O
NATAL QUE NÃO QUEREMOS VER
Mateus
2:16-18
Quando chega esta época, dizem as propagandas
midiáticas que o “amor” fica exalando pelo ar. Músicas suaves, luzes iluminando
nossas cidades e casas, ornamentações (simples e estilizadas),
confraternizações variadas, presentes, jantares especiais e algo mais, ajudam a
dar um tom mágico ao período natalino. Afinal de contas, num país declarado de
maioria Cristã, o natal é (pelo menos deveria ser) a celebração do nascimento
de Jesus Cristo, o salvador da humanidade.

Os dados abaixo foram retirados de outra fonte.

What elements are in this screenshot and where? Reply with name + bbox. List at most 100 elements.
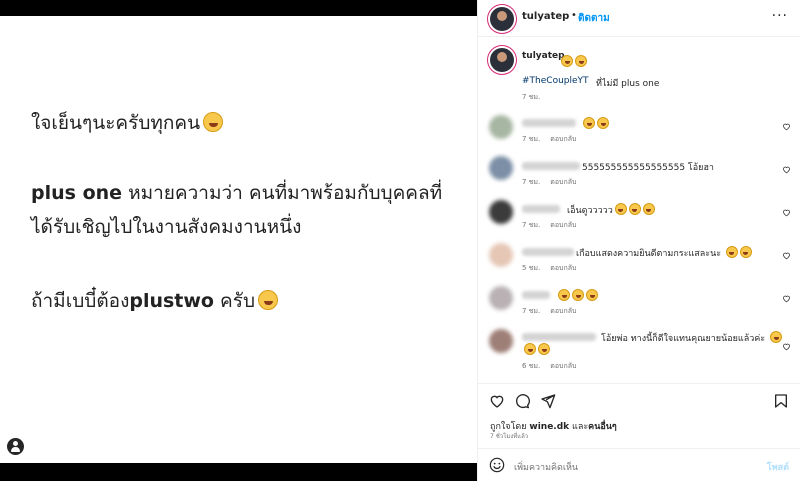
sweat-smile-emoji-icon: [203, 112, 224, 132]
commenter-name-redacted[interactable]: [522, 291, 550, 299]
reply-button[interactable]: ตอบกลับ: [550, 362, 576, 370]
image-text-3: ได้รับเชิญไปในงานสังคมงานหนึ่ง: [31, 216, 302, 238]
likes-middle: และ: [569, 422, 589, 432]
laughing-emoji-icon: [770, 331, 782, 343]
comment-time[interactable]: 6 ชม.: [522, 362, 540, 370]
comment-item: 7 ชม. ตอบกลับ: [478, 113, 800, 155]
commenter-name-redacted[interactable]: [522, 119, 576, 127]
commenter-avatar[interactable]: [489, 156, 513, 180]
follow-button[interactable]: ติดตาม: [578, 11, 610, 26]
like-comment-heart-icon[interactable]: [782, 251, 791, 260]
reply-button[interactable]: ตอบกลับ: [550, 178, 576, 186]
comment-text: โอ้ยพ่อ ทางนี้ก็ดีใจแทนคุณยายน้อยแล้วค่ะ: [601, 331, 782, 345]
laughing-emoji-icon: [586, 289, 598, 301]
emoji-picker-icon[interactable]: [489, 457, 505, 473]
post-side-panel: tulyatep • ติดตาม ··· tulyatep #TheCoupl…: [477, 0, 800, 481]
commenter-avatar[interactable]: [489, 115, 513, 139]
laughing-emoji-icon: [558, 289, 570, 301]
image-text-4: ถ้ามีเบบี๋ต้อง: [31, 290, 130, 312]
post-action-bar: [478, 383, 800, 413]
commenter-avatar[interactable]: [489, 329, 513, 353]
caption-text: ที่ไม่มี plus one: [596, 79, 660, 89]
laughing-emoji-icon: [538, 343, 550, 355]
comment-text: 555555555555555555 โอ้ยฮา: [582, 163, 714, 173]
comment-text-body: เอ็นดูววววว: [567, 206, 613, 216]
comment-item: เกือบแสดงความยินดีตามกระแสละนะ 5 ชม. ตอบก…: [478, 242, 800, 284]
image-text-4-bold: plustwo: [129, 290, 214, 312]
laughing-emoji-icon: [628, 203, 641, 215]
comment-item: 555555555555555555 โอ้ยฮา 7 ชม. ตอบกลับ: [478, 156, 800, 198]
tagged-user-icon[interactable]: [7, 438, 24, 455]
image-letterbox-bottom: [0, 463, 477, 481]
commenter-avatar[interactable]: [489, 243, 513, 267]
save-bookmark-icon[interactable]: [773, 393, 789, 409]
commenter-name-redacted[interactable]: [522, 333, 596, 341]
caption-time[interactable]: 7 ชม.: [522, 92, 540, 103]
commenter-name-redacted[interactable]: [522, 248, 574, 256]
like-comment-heart-icon[interactable]: [782, 294, 791, 303]
comment-bubble-icon[interactable]: [514, 393, 530, 409]
tears-of-joy-emoji-icon: [258, 290, 278, 310]
comment-time[interactable]: 7 ชม.: [522, 135, 540, 143]
like-heart-icon[interactable]: [489, 393, 505, 409]
comment-meta: 7 ชม. ตอบกลับ: [522, 306, 576, 317]
image-text-1: ใจเย็นๆนะครับทุกคน: [31, 112, 201, 134]
like-comment-heart-icon[interactable]: [782, 122, 791, 131]
comment-item: เอ็นดูววววว 7 ชม. ตอบกลับ: [478, 199, 800, 241]
image-text-2-bold: plus one: [31, 182, 123, 204]
post-image[interactable]: ใจเย็นๆนะครับทุกคน plus one หมายความว่า …: [0, 0, 477, 481]
comment-meta: 7 ชม. ตอบกลับ: [522, 177, 576, 188]
more-options-icon[interactable]: ···: [772, 8, 788, 24]
comment-text: [556, 289, 598, 302]
comment-text-body: เกือบแสดงความยินดีตามกระแสละนะ: [576, 249, 722, 259]
caption-avatar[interactable]: [490, 48, 514, 72]
image-text-2: หมายความว่า คนที่มาพร้อมกับบุคคลที่: [122, 182, 443, 204]
commenter-name-redacted[interactable]: [522, 205, 560, 213]
comment-meta: 5 ชม. ตอบกลับ: [522, 263, 576, 274]
reply-button[interactable]: ตอบกลับ: [550, 264, 576, 272]
comment-text-body: โอ้ยพ่อ ทางนี้ก็ดีใจแทนคุณยายน้อยแล้วค่ะ: [601, 334, 766, 344]
laughing-emoji-icon: [583, 117, 595, 129]
image-letterbox-top: [0, 0, 477, 16]
reply-button[interactable]: ตอบกลับ: [550, 135, 576, 143]
grimace-emoji-icon: [575, 55, 587, 67]
image-caption-line-1: ใจเย็นๆนะครับทุกคน: [31, 106, 224, 140]
laughing-emoji-icon: [524, 343, 536, 355]
comment-time[interactable]: 5 ชม.: [522, 264, 540, 272]
comment-text: เอ็นดูววววว: [567, 203, 655, 217]
comment-text-wrap: [522, 343, 550, 356]
comment-meta: 7 ชม. ตอบกลับ: [522, 134, 576, 145]
comment-text: [581, 117, 609, 130]
caption-hashtag[interactable]: #TheCoupleYT: [522, 76, 589, 86]
comment-time[interactable]: 7 ชม.: [522, 307, 540, 315]
comment-input[interactable]: เพิ่มความคิดเห็น: [514, 460, 578, 474]
laughing-emoji-icon: [739, 246, 752, 258]
liked-by-others[interactable]: คนอื่นๆ: [588, 422, 617, 432]
grin-sweat-emoji-icon: [561, 55, 573, 67]
comment-item: 7 ชม. ตอบกลับ: [478, 285, 800, 327]
author-avatar[interactable]: [490, 7, 514, 31]
commenter-name-redacted[interactable]: [522, 162, 580, 170]
commenter-avatar[interactable]: [489, 200, 513, 224]
image-text-4-end: ครับ: [213, 290, 255, 312]
post-time-ago[interactable]: 7 ชั่วโมงที่แล้ว: [490, 431, 528, 441]
reply-button[interactable]: ตอบกลับ: [550, 221, 576, 229]
image-caption-line-2: plus one หมายความว่า คนที่มาพร้อมกับบุคค…: [31, 176, 442, 210]
comment-time[interactable]: 7 ชม.: [522, 221, 540, 229]
comment-time[interactable]: 7 ชม.: [522, 178, 540, 186]
laughing-emoji-icon: [572, 289, 584, 301]
share-paper-plane-icon[interactable]: [540, 393, 556, 409]
comment-item: โอ้ยพ่อ ทางนี้ก็ดีใจแทนคุณยายน้อยแล้วค่ะ…: [478, 327, 800, 375]
post-comment-button[interactable]: โพสต์: [767, 460, 789, 474]
image-caption-line-4: ถ้ามีเบบี๋ต้องplustwo ครับ: [31, 284, 278, 318]
liked-by-user[interactable]: wine.dk: [529, 422, 569, 432]
like-comment-heart-icon[interactable]: [782, 342, 791, 351]
commenter-avatar[interactable]: [489, 286, 513, 310]
author-username[interactable]: tulyatep: [522, 11, 569, 22]
like-comment-heart-icon[interactable]: [782, 208, 791, 217]
laughing-emoji-icon: [642, 203, 655, 215]
laughing-emoji-icon: [725, 246, 738, 258]
like-comment-heart-icon[interactable]: [782, 165, 791, 174]
reply-button[interactable]: ตอบกลับ: [550, 307, 576, 315]
comment-meta: 7 ชม. ตอบกลับ: [522, 220, 576, 231]
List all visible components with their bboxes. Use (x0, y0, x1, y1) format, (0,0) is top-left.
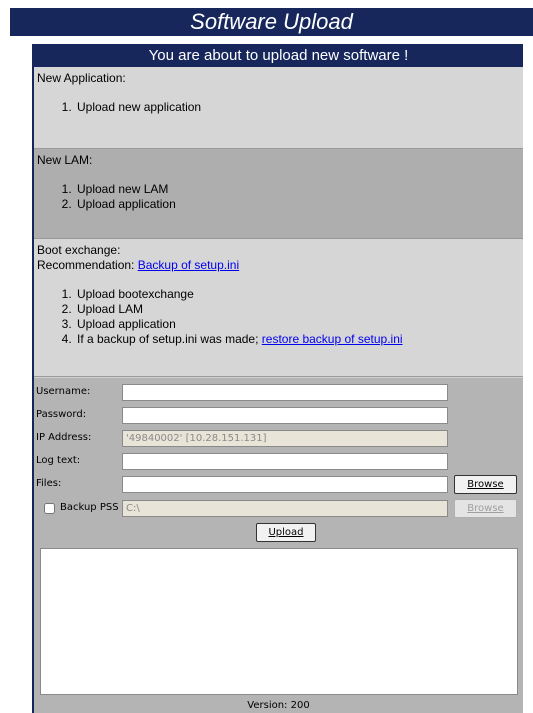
warning-header: You are about to upload new software ! (34, 44, 523, 67)
boot-exchange-heading: Boot exchange: (37, 243, 121, 257)
version-label: Version: 200 (247, 700, 310, 711)
restore-backup-link[interactable]: restore backup of setup.ini (262, 332, 403, 346)
new-application-heading: New Application: (37, 71, 126, 85)
browse-button[interactable]: Browse (454, 475, 517, 494)
upload-button-label: Upload (268, 527, 304, 538)
new-lam-heading: New LAM: (37, 153, 93, 167)
new-application-section: New Application: Upload new application (34, 67, 523, 149)
new-lam-section: New LAM: Upload new LAM Upload applicati… (34, 149, 523, 239)
files-row: Files: Browse (34, 475, 523, 495)
username-row: Username: (34, 383, 523, 403)
log-text-input[interactable] (122, 453, 448, 470)
boot-exchange-steps: Upload bootexchange Upload LAM Upload ap… (37, 287, 520, 347)
backup-row: Backup PSS Browse (34, 499, 523, 519)
recommendation-line: Recommendation: Backup of setup.ini (37, 258, 520, 273)
backup-path-field (122, 500, 448, 517)
ip-row: IP Address: (34, 429, 523, 449)
list-item: Upload new LAM (75, 182, 520, 197)
list-item: Upload application (75, 317, 520, 332)
boot-exchange-section: Boot exchange: Recommendation: Backup of… (34, 239, 523, 377)
password-label: Password: (36, 409, 87, 420)
upload-log-area[interactable] (40, 548, 518, 695)
new-lam-steps: Upload new LAM Upload application (37, 182, 520, 212)
upload-form: Username: Password: IP Address: Log text… (34, 378, 523, 713)
password-row: Password: (34, 406, 523, 426)
recommendation-label: Recommendation: (37, 258, 138, 272)
ip-address-field (122, 430, 448, 447)
page-title-bar: Software Upload (10, 8, 533, 36)
backup-pss-checkbox[interactable] (44, 503, 55, 514)
logtext-row: Log text: (34, 452, 523, 472)
list-item: Upload application (75, 197, 520, 212)
ip-label: IP Address: (36, 432, 92, 443)
logtext-label: Log text: (36, 455, 81, 466)
page-title: Software Upload (190, 9, 353, 34)
new-application-steps: Upload new application (37, 100, 520, 115)
browse-button-label: Browse (467, 479, 504, 490)
upload-button[interactable]: Upload (256, 523, 316, 542)
files-input[interactable] (122, 476, 448, 493)
backup-browse-label: Browse (467, 503, 504, 514)
password-input[interactable] (122, 407, 448, 424)
backup-pss-label: Backup PSS (60, 502, 119, 513)
backup-setup-link[interactable]: Backup of setup.ini (138, 258, 239, 272)
files-label: Files: (36, 478, 62, 489)
list-item: Upload new application (75, 100, 520, 115)
list-item: Upload LAM (75, 302, 520, 317)
list-item: Upload bootexchange (75, 287, 520, 302)
upload-panel: You are about to upload new software ! N… (32, 44, 523, 713)
list-item: If a backup of setup.ini was made; resto… (75, 332, 520, 347)
backup-browse-button: Browse (454, 499, 517, 518)
username-input[interactable] (122, 384, 448, 401)
username-label: Username: (36, 386, 91, 397)
step4-text: If a backup of setup.ini was made; (77, 332, 262, 346)
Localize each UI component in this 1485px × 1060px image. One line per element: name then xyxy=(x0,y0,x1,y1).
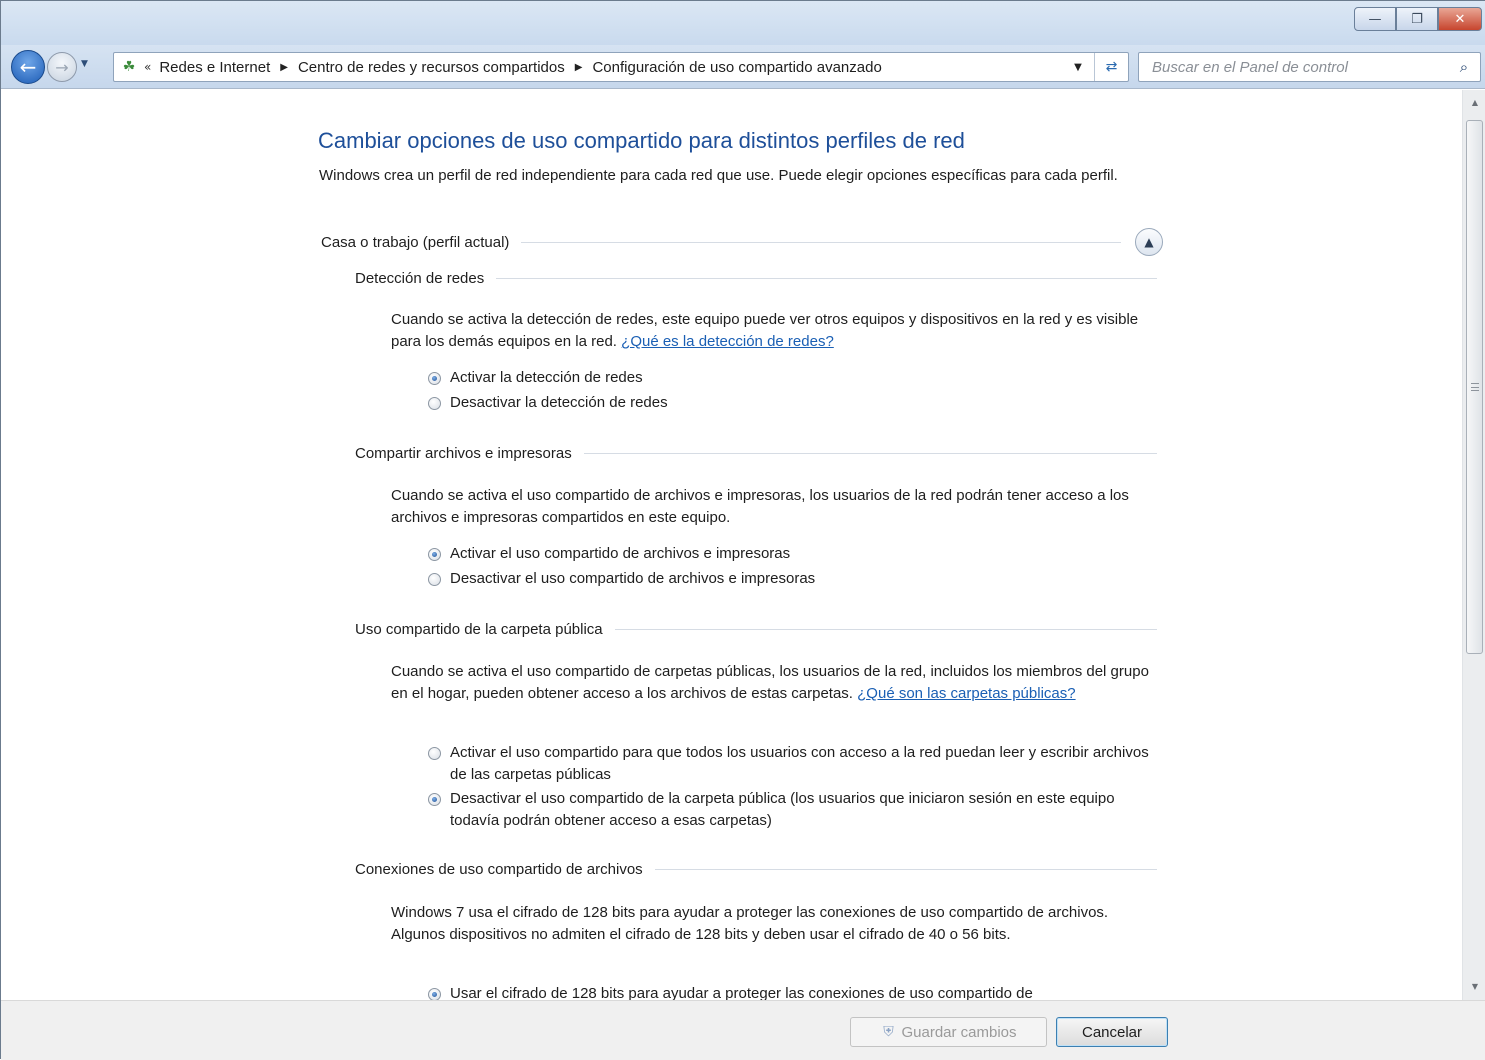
radio-option[interactable]: Activar la detección de redes xyxy=(428,367,1163,389)
search-icon[interactable]: ⌕ xyxy=(1454,57,1474,77)
recent-pages-dropdown[interactable]: ▼ xyxy=(81,59,95,73)
divider xyxy=(583,452,1157,454)
address-bar[interactable]: ☘ « Redes e Internet ▶ Centro de redes y… xyxy=(113,52,1129,82)
section-title: Compartir archivos e impresoras xyxy=(355,444,572,462)
breadcrumb-overflow[interactable]: « xyxy=(144,60,151,74)
close-button[interactable]: ✕ xyxy=(1438,7,1482,31)
radio-label[interactable]: Usar el cifrado de 128 bits para ayudar … xyxy=(450,983,1033,1000)
radio-label[interactable]: Desactivar el uso compartido de archivos… xyxy=(450,568,815,590)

Existe um natal que todos nós apreciamos e
gostaríamos que se estendesse por todo ano. Talvez assim, em vez de contendas, brigas
e disputas que vão das nossas casas, locais de trabalho e muitas vezes chegam até
em nossos locais de culto, viveríamos um tempo estendido de harmonia, paz e
relações mais amoráveis.
As narrativas natalinas contadas e recontadas
ano a ano, já fazem parte do nosso imaginário, entretanto, algumas cenas das
narrativas natalinas que encontramos nas escrituras são indigestas e talvez por
isto, não fazemos muita questão de conhecer. Uma delas diz respeito à citação
bíblica registada em Mateus 2:16-18. Nesta passagem bíblica, após o rei Herodes
ser enganado pelos reis magos, tomado de fúria, determinou que todos os meninos
abaixo de dois anos fossem mortos em Belém e arredores (v.16). Esta atitude fez
cumprir uma triste profecia encontrada em Jeremias 31:15: “Ouviu-se uma voz em
Ramá, choro e grande lamentação; é Raquel que chora por seus filhos e recusa
ser consolada, porque já não existem” (v.v. 17 e 18).
No natal que não queremos, ver crianças
pobres, negras e periféricas continuam sendo assassinadas pelos “Herodes”
contemporâneos nas madrugadas da vida. Mães e pais choram a ausência dos seus
filhos. No natal que não queremos ver, nossas opulências precisam ser
justificadas com o “espírito” natalino de “Confra”, pois, afinal de contas não
temos culpa da fome e desesperança que ronda a maioria das nossas famílias pelo
mundo. No natal que não queremos ver, parece que a violência que coloca em
risco as vidas de mulheres e LGBTQI+, especialmente pobres, durante todo o ano;
fazemos questão de esquecer e de acreditar que isto não passa de devaneio da
cabeça de alguns.
O natal é sim tempo de parar e refletir
acerca do nascimento de uma criança especial, de família pobre e refugiada, que
precisa nos primeiros dias de vida, se esconder e mudar de lugar às pressas
para não ser assassinada logo ao nascer, a exemplo dos seus pequeninos irmãos
em Belém (Mateus 2:16-18). Esta cena continua se repetindo e acontecendo todos
os dias do ano, bem debaixo do nosso nariz.
Natal sem reflexão, lágrimas, silêncio,
simplicidade, introspecção, solidariedade, compaixão e um desejo profundo de
mudança de vida durante todo o transcorrer do ano, torna-se apenas mais uma
festinha consumista, vazia, pagã e refém do deus capital que celebra a
inutilidade do SER em detrimento da celebração do TER.
Gosto do natal, já gostei menos. Hoje procuro
celebrar o natal com todas as suas dimensões de boas novas de alegria (Lucas
2:8-14) e não esconder dos meus olhos e emoções o natal de mães e pais chorando
as injustiças do seu tempo (Mateus 2:16-18). Que de olhos e corações abertos
para todas as cenas natalinas narradas nas escrituras, possamos ter uma mudança
profunda de atitude diante da vida e do nosso semelhante.